OKAN, led by talented multi-instrumentalists Elizabeth Rodriguez and Magdelys Savigne, explores Afro-Cuban genres historically considered masculine. Elizabeth plays violin and delivers powerful vocals while Magdelys plays the Batá drums, once reserved for use by men in Santería ceremonies. Their dynamic ensemble gave a fantastic show, at once contemporary, experimental, and deeply rooted in the Afro-Cuban sound. OKAN is definitely on the rise.
According to Ron, too many musicians don’t take entertainment value seriously enough. Not so with Nomad’Stones: Their no-borders sound arises from many roots in Africa and beyond, charged with jam-band energy that filled the room with pure fun.

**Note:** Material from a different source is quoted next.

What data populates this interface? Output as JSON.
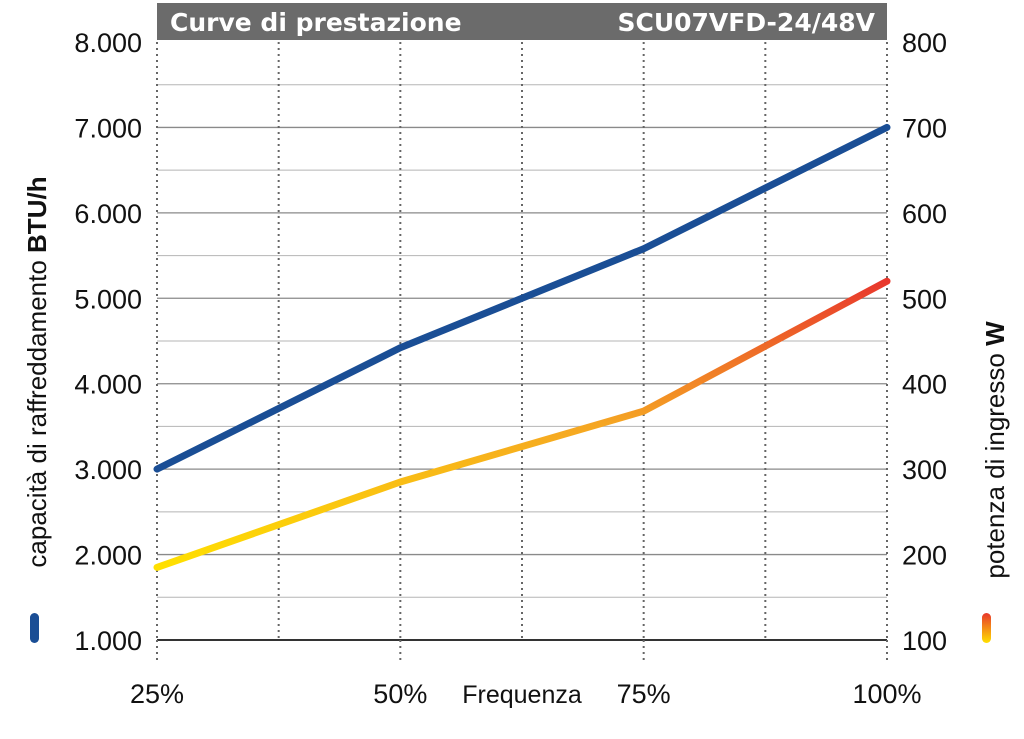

Quique Escamilla plays music with an indie rock vibe that honors indigenous Mexican traditions. The unexpected addition of trombone to the classic bass/drum/guitars line-up takes Quique’s sound to the next level, and they rocked the house at DROM. Ben was blown away by Newpoli’s performance. Vocalists Carmen Marsico and Angela Rossi accented their singing with mesmerizing castanets to weave a rhythmic texture into the group’s southern Italian songs (both traditional and original) that inspired fans in the audience to dance their own impromptu tarantella.
GlobalFEST at the Copacabana featured another stellar slate of artists, and again it was a challenge to pull out just a few favorite moments. Gato Preto is gaining well-deserved acclaim for their superb afrofuturist bass, and the duo put on a great SHOW at globalFEST. Ron assures me that nothing but all-caps could capture the experience.
Over a base of Arabic percussion, 47 SOUL’s electro dabke set crackled with rap and infectious reggae rhythms. Another moment of transcendent synthesis came when slide guitar master Debashish Bhattacharya took a classic of the Hawaiian slack-key guitar repertoire and made it his own, refracting it through an Indian classical lens.
The set by powerhouse Cuban mambo supergroup Orquesta Akokán was nothing short of awesome. Their rendition of Mambo No. 5, with searing improvisational solos from each band member, got everyone in the house on their feet to dance.
That’s our report from Ron and Ben at the front lines of APAP. What did we miss? Who do you expect will break out and reach new heights in 2019?